Announcement

Collapse
No announcement yet.

AMD Launches EPYC 9004 "Genoa" Processors - Up To 96 Cores, AVX-512, Incredible Performance

Collapse
X
 
  • Filter
  • Time
  • Show
Clear All
new posts

  • coder
    replied
    Originally posted by brucethemoose View Post
    I wouldn't call ARM, especially ARMv9, "RISC" in comparison to x86 anymore.
    Well, it still has fixed-size instruction words and is a register-to-register ISA, both of which remain true to the classic RISC orthodoxy.

    I think we haven't seen a "pure" RISC CPU in a while, but there's no doubt AArch64 is a more RISCy ISA than x86-64.

    Leave a comment:


  • brucethemoose
    replied
    Originally posted by josmat View Post

    Couldn't it be because RISC architectures like ARM don't benefit as much as x86 from SMT?
    I wouldn't call ARM, especially ARMv9, "RISC" in comparison to x86 anymore.


    Anyway, Broadcomm touted some significant benefits with 4-way SMT in their ARM server processors, but I suspect they canned them due to lack of interest rather than lack of performance. With Apple and such, I think its a design choice due to a number of factors more than a fundamental ISA issue.

    Leave a comment:


  • torsionbar28
    replied
    Originally posted by anarki2 View Post

    Yes, Dell can keep sitting on their @rses while people switch to self built workstations or other brands. We waited for them to finally release Ryzen workstations, then ended up building them for ourselves from off the shelf parts.

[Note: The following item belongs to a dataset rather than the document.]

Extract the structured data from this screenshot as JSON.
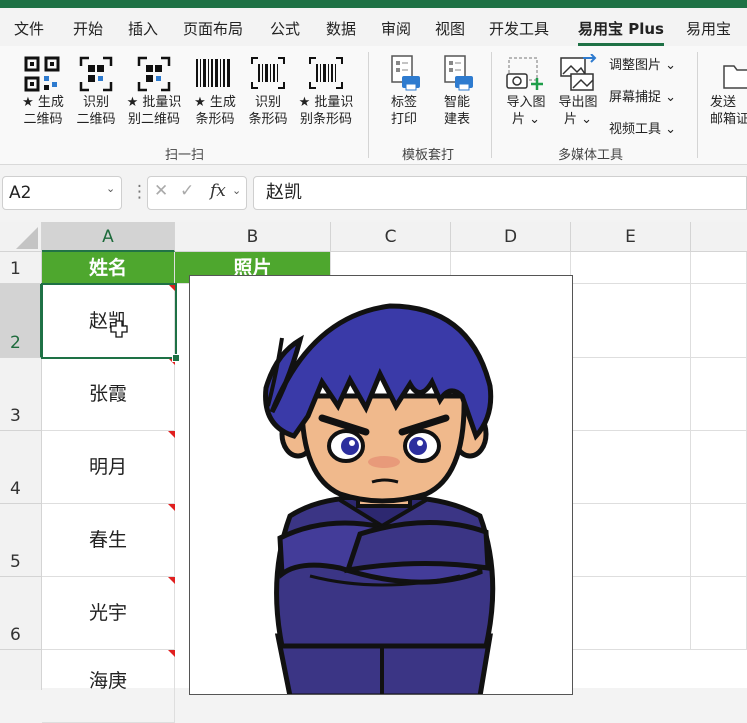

    They have ridiculously priced Alienware gimmicks with bundled GPUs. No thanks.
    It is widely known that intel engages in anti-competitive practices, like giving financial incentives to large OEM's to stay exclusively with intel in their business, mainstream, and high-end segments, and only use amd chips in the very lowest tier $299 crap peecee's. This gives consumers the false perception that intel is the "premium" choice, while amd is the "economy" choice.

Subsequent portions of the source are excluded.